Les patientes en rechute plus de six mois après le traitement initial peuvent bénéficier d’une
chimiothérapie à base de sels de platine.
Il n’existe pas d’élément montrant la supériorité d’une polychimiothérapie en comparaison à une
monochimiothérapie .
L’administration précoce d’un second traitement à base de sels de platine expose les patientes à des
toxicités cumulatives neurologiques (cisplatine) ou hématologique (carboplatine).

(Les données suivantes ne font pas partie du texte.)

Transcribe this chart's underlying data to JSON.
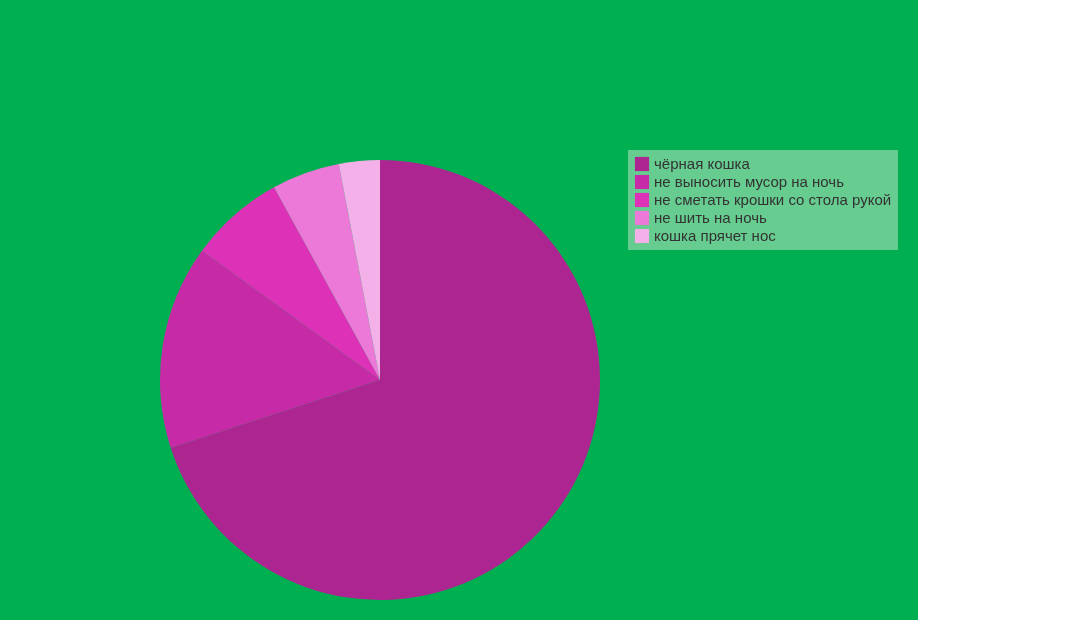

La prolongation de l’intervalle libre de platine en utilisant une autre molécule améliore la
chimiosensibilité aux sels de platine lors de leur réintroduction.
Kavanagh et al [5] ont traité 33 patientes résistantes au platine par un taxane puis par carboplatine. La
réintroduction du carboplatine engendre un taux de réponse de 21%.
La sensibilité au carboplatine est corrélée avec la réponse aux taxanes et un intervalle libre de platine
de plus de 12 mois.
Plusieurs hypothèses peuvent être émises :
- L’administration séquentielle d’un taxane permet l’éradication des clones résistants aux
sels de platine.
- Les taxanes peuvent interférer avec les mécanismes de résistance aux sels de platine et
potentialiser leur action.
- Le facteur temps atténue les résistances.
Les patients réfractaires au platine peuvent bénéficier des nouvelles molécules développées dans le
cancer de l’ovaire.
Le topotécan s’est avéré aussi efficace que le paclitaxel ( Ten Bokkel et al [6]). Ces molécules
possèdent l’AMM dans cette indication.
Paclitaxel
Topotécan
Taux de réponses
objectives
14%
20,5%
Temps médian
jusqu’à progression
3,4 mois
4,4 mois
Durée médiane
de la réponse
5 mois
6 mois
Survie globale
12,2 mois
14,5 mois
[ Bokkel et al, JCO 1997 ].
Les résultats ne sont pas significativement différents.
On note également l’émergence de l’oxaliplatine, d’une forme liposomale de la doxorubicine, de la
gemcitabine, du docetaxel.
A ce jour, les formes liposomales de la doxorubicine et l’oxaliplatine semblent apporter une efficacité
semblable au paclitaxel ou au topotécan avec des profils de toxicité différents.